To greenlight the latest loan disbursal, the IMF accepted dubious promises from the Khan government on the speed at which it could raise tax revenue. In a letter to the IMF Director, the central bank governor and finance minister project that in the coming year, federal tax revenue would grow by more than 25 percent. That jump in tax collection would be highly unlikely, said Haq, given Pakistan’s ongoing struggle to build state capacity for tax enforcement.

In the review, the IMF and Pakistan said that the dramatic surge in tax collection would be achieved by raising the petroleum development levy, a tax on gas and diesel. The IMF has for several years urged wider adoption of carbon taxes by member countries to discourage fossil fuel use. But carbon taxes are politically unpopular, and just a month after the letter from top finance officials, Khan reversed course and cut gas and electricity prices. If the IMF were consulting more with local groups, several critics said, they could have anticipated that reversal.

Entrenched interests

Renewables enjoyed their brief moment in the sun starting in 2019, when Pakistan waived the recently reimposed taxes on solar and wind equipment to spur growth in the sector. That same year, the provinces of Sindh and Balochistan saw massive power failures, a frequent occurrence despite sprees of energy infrastructure building. Millions of Pakistanis still lack access to grid electricity—a challenge that could be quickly addressed with distributed solar panels. 

“Sindh is massively in support of wind and solar because it’s rich in those resources, it’s free, the people are so far-flung, and it’s hard to get gridding into the region,” Moulvi said. Solar panels in particular could provide cheaper distributed access to electricity for small-scale uses like water purification systems and wells, but distributed solar is less popular with the World Bank, which sets the agenda for much of Pakistan’s foreign energy investment.

Under criticism for financing coal and fossil fuel development, the World Bank has pivoted to large-scale hydropower, where it is easier to attract private sector financing. For instance, IndiGrid, a prominent developer in the Himalayas, is backed by American private equity group KKR. These projects employ a small army of consultants and contractors, from environmental impact assessors to developers, but their rapid construction, often in the seismically active Himalayas, has been hazardous. Despite those risks, environmental advocates think the World Bank’s hydropower favoritism could also help explain IMF’s willingness to see higher taxes on equipment for solar and wind.

Further crowding out renewables, Khan’s government inherited a large pipeline of fossil fuel projects, which the government says shrinks the space for new renewables by creating surplus capacity and little demand for new projects. The nation’s energy has been snarled in geopolitics—a major deal for a Russian-built gas pipeline was set to be finalized this year.

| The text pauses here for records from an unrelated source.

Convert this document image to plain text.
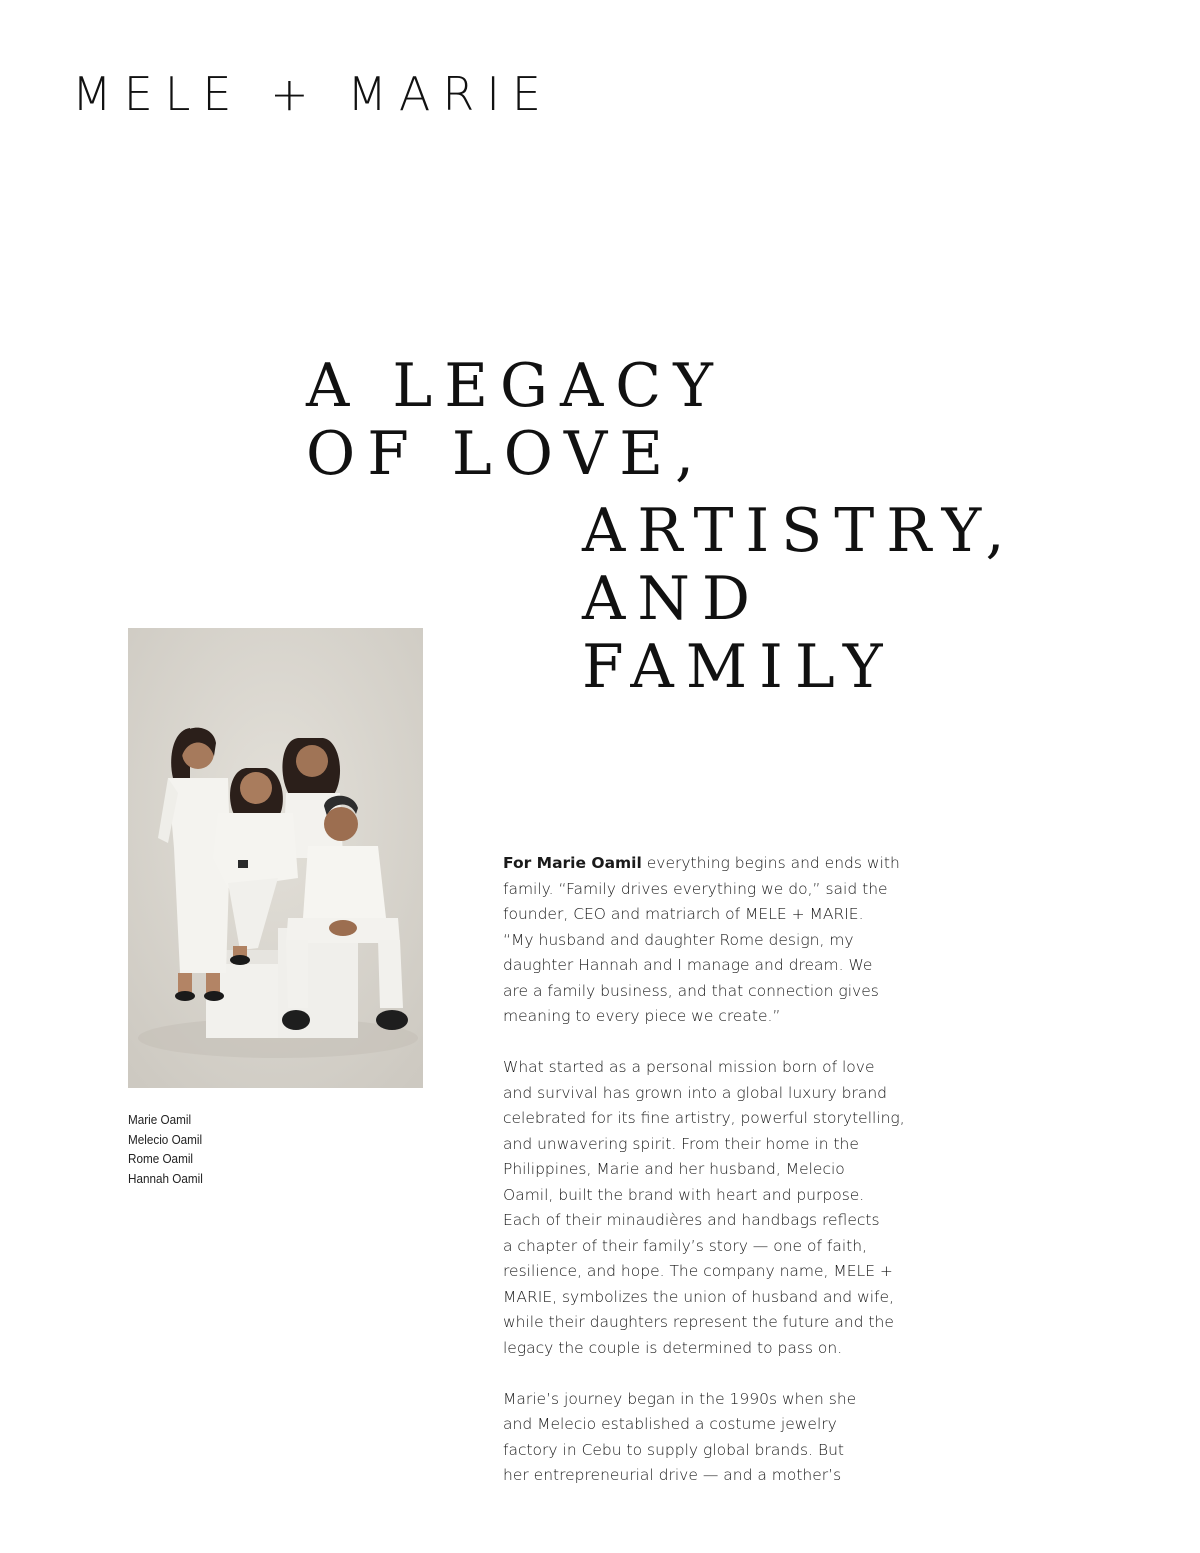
MELE + MARIE
A LEGACY
OF LOVE,
ARTISTRY,
AND
FAMILY
Marie Oamil
Melecio Oamil
Rome Oamil
Hannah Oamil
For Marie Oamil everything begins and ends with
family. “Family drives everything we do,” said the
founder, CEO and matriarch of MELE + MARIE.
“My husband and daughter Rome design, my
daughter Hannah and I manage and dream. We
are a family business, and that connection gives
meaning to every piece we create.”
What started as a personal mission born of love
and survival has grown into a global luxury brand
celebrated for its fine artistry, powerful storytelling,
and unwavering spirit. From their home in the
Philippines, Marie and her husband, Melecio
Oamil, built the brand with heart and purpose.
Each of their minaudières and handbags reflects
a chapter of their family’s story — one of faith,
resilience, and hope. The company name, MELE +
MARIE, symbolizes the union of husband and wife,
while their daughters represent the future and the
legacy the couple is determined to pass on.
Marie’s journey began in the 1990s when she
and Melecio established a costume jewelry
factory in Cebu to supply global brands. But
her entrepreneurial drive — and a mother’s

There is still some domestic support for replacing existing fossil fuel power with cleaner alternatives. Pakistan’s Alternative and Renewable Energy Policy of 2019 is explicitly geared at “displacing” existing fuel sources, not merely leveling the playing field. To achieve that, it could be necessary to keep some tax breaks for the young sector.

“Even if you did have an Animal Farm taxation regime—everything is taxed equally, there’s no preferential treatment, no exemptions, period—you would still be, in effect, discriminating against renewables, given where they’re starting off in the market,” Moulvi said. “There are entrenched interests that need to be displaced.”

How Pakistan’s renewables will fare under Khan’s successor remains to be seen. As chief minister of Punjab, Sharif earned a pro-business reputation as a developer of several mega-infrastructure projects. He’s presented himself as a moderate interested in fixing relations with the United States, while also deepening economic ties with China. Sharif now faces talks with the IMF over remaining $3 billion from the EFF program. The rupee soared on Monday following the announcement of his political ascendance, buoyed by optimism at obtaining the loan. 

Meanwhile, there is a final, painful irony to the IMF undermining its new rhetorical support for clean energy. Even as international financial institutions have stymied greater uptake of renewables, Pakistani advocates of green investment find themselves fighting off claims that there is low domestic support for clean energy. Despite widespread support for cheap renewables, Tahir said, “there’s the perception that solar—and anything civil society is after—is Western agenda.”